In his poster presentation, Dr. Carey explained that he and his colleagues reviewed data in the California Society of Thoracic Surgeons database that reflect all cardiac surgery and percutaneous coronary intervention procedures. They also interrogated the hospitalised patient discharge database of the California Office of Statewide Health Planning and Development for the years 1997 through 2008.
Risk-adjusted in-hospital mortality — corrected for connected transfers to another facility — and incidence of rehospitalisation within 1 year for mortality, acute myocardial infarction, re-intervention, or stroke for any cardiac surgery or percutaneous coronary intervention were compared for procedures performed off-pump and those performed on-pump.

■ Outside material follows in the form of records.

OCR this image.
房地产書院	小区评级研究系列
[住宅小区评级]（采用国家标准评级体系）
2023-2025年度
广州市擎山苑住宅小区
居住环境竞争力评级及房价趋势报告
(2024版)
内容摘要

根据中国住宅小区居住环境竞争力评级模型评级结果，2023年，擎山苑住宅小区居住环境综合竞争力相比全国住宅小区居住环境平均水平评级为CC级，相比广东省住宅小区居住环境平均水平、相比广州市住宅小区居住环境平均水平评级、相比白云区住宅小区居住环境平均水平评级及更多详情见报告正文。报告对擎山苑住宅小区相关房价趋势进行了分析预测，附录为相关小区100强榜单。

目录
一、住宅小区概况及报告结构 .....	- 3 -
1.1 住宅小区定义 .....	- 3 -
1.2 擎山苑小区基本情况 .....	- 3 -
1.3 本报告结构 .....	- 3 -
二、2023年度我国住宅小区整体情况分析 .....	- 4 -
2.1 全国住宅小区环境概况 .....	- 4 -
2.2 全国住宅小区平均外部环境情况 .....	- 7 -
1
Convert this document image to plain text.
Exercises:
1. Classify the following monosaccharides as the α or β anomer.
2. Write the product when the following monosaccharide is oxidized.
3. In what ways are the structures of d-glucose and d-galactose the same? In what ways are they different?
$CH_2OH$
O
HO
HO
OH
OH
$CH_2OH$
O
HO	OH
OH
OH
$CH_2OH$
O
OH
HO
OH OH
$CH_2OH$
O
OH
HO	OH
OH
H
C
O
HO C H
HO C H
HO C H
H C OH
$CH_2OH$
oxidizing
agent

The researchers noted that between 1997 and 2008 there was a sharp decline in coronary artery bypass graft procedures — dropping from 28,104 in 1997 to 13,843 in 2008. Off-pump procedures peaked at 6,300 (25.8% of the total) in 2002 and totalled 3,534 (25.5%) in 2008. In-hospital mortality during 2007-2008 was slightly better foroff-pump compared with on-pump (2.10% vs 2.20%; P =.06) and in 90-day mortality (2.65% vs 2.75%; P =.09).
However, at 1-year the differences favoured on-pump treatment, with 4.03% of the off-pump patients dying compared with 3.86% of those treated on pump (P =.08).
However, the combination of 1-year mortality, acute myocardial infarction, re-intervention, and stroke favoured treatment with conventional surgery. About 11.33% of patients in the 2-year database experienced that endpoint if they were treated off-pump compared with 9.46% of patients treated on-pump (P =.00).
Patients required more re-intervention with off-pump procedures. The rate was 2.14% for the need for re-intervention in 90 days with off-pump procedures compared with 1.06% for on-pump operations (P <.0001). The trend was similar for 1-year re-intervention, with 4.83% of those getting an off-pump procedure requiring another operation compared with 3.05% of those who were treated with on-pump techniques (P <.0001).
“Off-pump coronary artery bypass graft represents about 25% of the isolated procedures in California,” Dr. Carey noted. “This has changed little over the past decade. Off-pump coronary artery bypass graft trends toward a lower early mortality, but this difference is not significant. Off-pump coronary artery bypass graft leads to significantly higher re-intervention at 90 days and 1 year as well as a greater risk of myocardial infarction at 1 year.”
He noted that 3.09% of off-pump patients subsequently experienced an myocardial infarction 1 year after the procedure compared with 2.51% of on-pump patients (P =.03).